Step 2: Extract Statistical Claims
Scan the full text for every claim that includes a number, percentage, dollar amount, or named source. Build a claims list with these fields:
| Field | Description |
|---|---|
| claim_text | The exact sentence or phrase containing the statistic |
| value | The numeric value (e.g., "42%", "$1.2M", "3x") |
| attribution | Named source if present (e.g., "HubSpot", "Gartner 2025") |
| url | Cited URL if present (from markdown link or parenthetical) |
| location | Heading or line number where the claim appears |
Step 3: Verify Cited Claims
For each claim that includes a URL:
- Fetch the source page via WebFetch
- Search the returned content for the specific numeric value
- If exact value found, check surrounding context matches the claim topic
- Assign a confidence score (see Verification Scoring below)
Process claims sequentially to avoid rate-limiting source sites.
Step 4: Flag Uncited Claims
For claims without a URL:
- Mark status as UNVERIFIED
- Suggest a search query the user can run to find a source
- If the attribution names a specific organization, suggest their domain
Step 5: Generate Verification Report
Output the full results table, summary statistics, and recommended actions.
Claim Extraction Patterns
Identify claims matching these structures:
Fully cited (highest priority):
[Number]% [claim] ([Source], [Year])- parenthetical citation[claim] [Number]% ... [markdown link to source]- inline linkAccording to [Source], [Number]...- attribution lead
Uncited statistics (flag for sourcing):
[Number]% of [noun phrase]- standalone percentage[Number]x more/less/higher/lower- multiplier claims$[Number] [claim]- dollar figures without attribution
Weak signals (check context before extracting):
studies show,research indicates,data suggests+ nearby numbersurvey found,report reveals,analysis shows+ nearby number- Round numbers in isolation (e.g., "millions of users") - skip unless specific
Verification Scoring
| Score | Status | Criteria |
|---|---|---|
| 1.0 | VERIFIED | Exact number found on cited page in matching context |
| 0.7-0.9 | PARAPHRASE | Similar data found but with different wording, rounding, or timeframe |
| 0.3-0.6 | WEAK | Source page exists and covers the topic but the specific statistic is not visible |
| 0.0 | NOT FOUND | Cited page does not contain the claimed data anywhere |
| N/A | UNVERIFIED | No source URL provided for the claim |
Scoring guidance:
- A claim of "43%" when the source says "nearly half" scores 0.8
- A claim of "2024" data when the source only has "2023" scores 0.7
- A claim citing a homepage when the stat lives on a subpage scores 0.3
- A 404 or unreachable URL scores 0.0
Output Format
Verification Report: [Post Title]
File: [path] Claims found: [total] Verified: [count] | Paraphrase: [count] | Weak: [count] | Not Found: [count] | Unverified: [count]

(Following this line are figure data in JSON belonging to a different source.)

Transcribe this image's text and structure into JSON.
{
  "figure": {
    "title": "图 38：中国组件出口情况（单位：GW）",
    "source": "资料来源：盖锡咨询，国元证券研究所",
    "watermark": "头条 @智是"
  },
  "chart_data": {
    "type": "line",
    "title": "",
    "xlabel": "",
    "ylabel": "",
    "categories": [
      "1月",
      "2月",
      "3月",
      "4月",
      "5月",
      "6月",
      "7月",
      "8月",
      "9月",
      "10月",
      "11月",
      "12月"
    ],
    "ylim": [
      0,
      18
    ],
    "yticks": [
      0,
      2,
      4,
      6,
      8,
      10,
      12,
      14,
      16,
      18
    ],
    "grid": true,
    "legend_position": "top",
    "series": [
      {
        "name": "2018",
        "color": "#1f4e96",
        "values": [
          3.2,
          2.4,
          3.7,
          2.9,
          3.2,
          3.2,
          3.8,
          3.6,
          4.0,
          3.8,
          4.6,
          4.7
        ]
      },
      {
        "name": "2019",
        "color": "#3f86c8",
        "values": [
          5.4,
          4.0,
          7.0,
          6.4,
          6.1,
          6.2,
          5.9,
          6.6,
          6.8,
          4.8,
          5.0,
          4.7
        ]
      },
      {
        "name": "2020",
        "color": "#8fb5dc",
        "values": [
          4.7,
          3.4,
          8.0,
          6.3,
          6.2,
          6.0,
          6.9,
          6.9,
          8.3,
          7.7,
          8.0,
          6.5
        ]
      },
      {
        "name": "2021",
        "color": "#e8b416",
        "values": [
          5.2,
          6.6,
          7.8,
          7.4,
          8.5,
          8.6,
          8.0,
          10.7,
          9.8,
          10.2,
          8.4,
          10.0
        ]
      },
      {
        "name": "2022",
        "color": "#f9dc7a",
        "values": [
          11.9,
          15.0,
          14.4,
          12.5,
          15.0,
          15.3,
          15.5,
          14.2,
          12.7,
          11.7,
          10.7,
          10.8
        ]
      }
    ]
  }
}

| # | Claim | Source URL | Score | Status | Notes |
|---|---|---|---|---|---|
| 1 | "73% of marketers..." | https://example.com/report | 1.0 | VERIFIED | Exact match found in section 3 |
| 2 | "5x ROI improvement" | https://example.com/study | 0.8 | PARAPHRASE | Source says "nearly 5x" |
| 3 | "60% prefer video" | (none) | N/A | UNVERIFIED | Try: "video preference statistics 2025" |
Recommended Actions
- [List claims that need source URLs]
- [List claims with weak or not-found scores that need replacement sources]

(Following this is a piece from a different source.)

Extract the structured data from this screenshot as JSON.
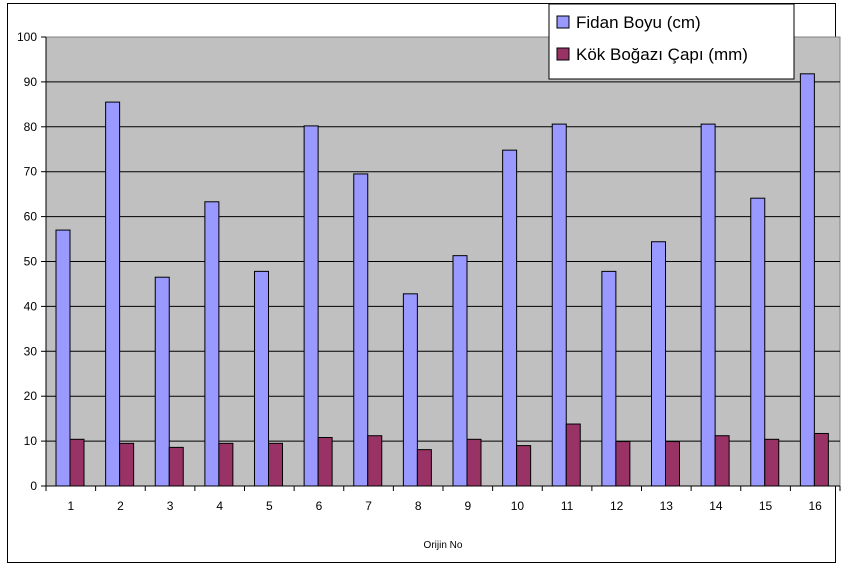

- [List claims where the source data may be outdated]
Integration
This skill can be called from blog-analyze as an optional deep-verification step.
When invoked from the analyzer, only claims scoring below 0.7 are flagged in the
analysis report.
Standalone usage: /blog factcheck path/to/post.md
Limitations
- Paywalled content: WebFetch cannot access content behind login walls. These score as WEAK (0.5) with a note about paywall detection.

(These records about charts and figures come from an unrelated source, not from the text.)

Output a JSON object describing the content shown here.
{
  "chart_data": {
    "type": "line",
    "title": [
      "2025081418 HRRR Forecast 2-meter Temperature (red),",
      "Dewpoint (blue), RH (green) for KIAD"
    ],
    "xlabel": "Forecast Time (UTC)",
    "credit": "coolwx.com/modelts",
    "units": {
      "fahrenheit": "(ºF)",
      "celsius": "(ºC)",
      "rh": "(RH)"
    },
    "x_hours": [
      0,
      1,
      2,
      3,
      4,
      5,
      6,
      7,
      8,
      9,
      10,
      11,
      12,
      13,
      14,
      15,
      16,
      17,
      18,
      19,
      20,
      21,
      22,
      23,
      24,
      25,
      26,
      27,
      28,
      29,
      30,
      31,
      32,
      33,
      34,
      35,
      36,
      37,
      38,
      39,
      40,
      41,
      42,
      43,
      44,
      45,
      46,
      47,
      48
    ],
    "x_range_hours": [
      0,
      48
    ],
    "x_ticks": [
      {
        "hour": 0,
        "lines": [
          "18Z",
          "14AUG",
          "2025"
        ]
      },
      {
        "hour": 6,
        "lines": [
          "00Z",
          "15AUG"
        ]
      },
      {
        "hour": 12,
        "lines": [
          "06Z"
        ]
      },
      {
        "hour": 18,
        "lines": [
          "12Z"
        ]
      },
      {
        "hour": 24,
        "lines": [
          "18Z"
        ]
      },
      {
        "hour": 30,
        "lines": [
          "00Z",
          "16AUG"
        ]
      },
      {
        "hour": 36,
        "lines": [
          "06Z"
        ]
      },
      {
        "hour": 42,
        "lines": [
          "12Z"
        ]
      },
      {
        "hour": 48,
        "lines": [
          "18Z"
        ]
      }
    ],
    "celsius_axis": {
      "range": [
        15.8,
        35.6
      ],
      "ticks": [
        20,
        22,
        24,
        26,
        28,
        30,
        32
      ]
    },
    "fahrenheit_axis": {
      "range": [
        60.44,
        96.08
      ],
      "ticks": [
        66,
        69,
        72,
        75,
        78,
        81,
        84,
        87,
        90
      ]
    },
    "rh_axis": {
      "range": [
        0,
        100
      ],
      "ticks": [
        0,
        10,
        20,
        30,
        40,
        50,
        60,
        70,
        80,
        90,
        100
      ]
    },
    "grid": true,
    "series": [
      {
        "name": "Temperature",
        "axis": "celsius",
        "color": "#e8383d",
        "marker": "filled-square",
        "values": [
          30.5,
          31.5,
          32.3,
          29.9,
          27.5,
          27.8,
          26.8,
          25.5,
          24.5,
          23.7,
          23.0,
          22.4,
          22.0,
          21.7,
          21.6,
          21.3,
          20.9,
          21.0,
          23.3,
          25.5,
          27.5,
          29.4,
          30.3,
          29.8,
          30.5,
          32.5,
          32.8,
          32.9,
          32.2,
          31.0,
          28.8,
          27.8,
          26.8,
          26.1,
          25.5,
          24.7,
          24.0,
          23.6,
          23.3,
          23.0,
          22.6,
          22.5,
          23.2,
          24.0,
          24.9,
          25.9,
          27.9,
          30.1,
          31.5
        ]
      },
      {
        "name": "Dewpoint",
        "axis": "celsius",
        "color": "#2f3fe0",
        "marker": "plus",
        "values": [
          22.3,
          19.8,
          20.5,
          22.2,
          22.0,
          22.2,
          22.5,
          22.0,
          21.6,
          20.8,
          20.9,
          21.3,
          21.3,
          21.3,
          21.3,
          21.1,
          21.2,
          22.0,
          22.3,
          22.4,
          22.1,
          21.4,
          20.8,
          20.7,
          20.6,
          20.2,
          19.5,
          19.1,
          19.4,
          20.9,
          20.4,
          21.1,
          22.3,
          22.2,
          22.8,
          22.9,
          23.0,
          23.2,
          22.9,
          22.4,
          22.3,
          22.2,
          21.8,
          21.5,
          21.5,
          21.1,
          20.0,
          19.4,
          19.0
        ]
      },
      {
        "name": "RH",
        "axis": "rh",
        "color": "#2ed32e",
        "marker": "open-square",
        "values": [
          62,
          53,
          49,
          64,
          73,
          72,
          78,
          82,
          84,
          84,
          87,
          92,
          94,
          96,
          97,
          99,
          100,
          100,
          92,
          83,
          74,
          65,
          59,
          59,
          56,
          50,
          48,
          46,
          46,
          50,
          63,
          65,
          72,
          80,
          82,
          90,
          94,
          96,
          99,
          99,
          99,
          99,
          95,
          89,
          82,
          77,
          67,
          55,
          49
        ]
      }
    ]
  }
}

- Dynamic pages: JavaScript-rendered content may not be available via WebFetch. If the page returns minimal content, note this in the status.
- PDF sources: WebFetch may not extract PDF text reliably. Flag PDF URLs for manual verification.
- Archived pages: If a URL returns 404, suggest checking web.archive.org.
- Rate limits: Process no more than 10 URLs per run to avoid overwhelming source servers. If a post has more than 10 cited URLs, verify the first 10 and list the remainder as SKIPPED.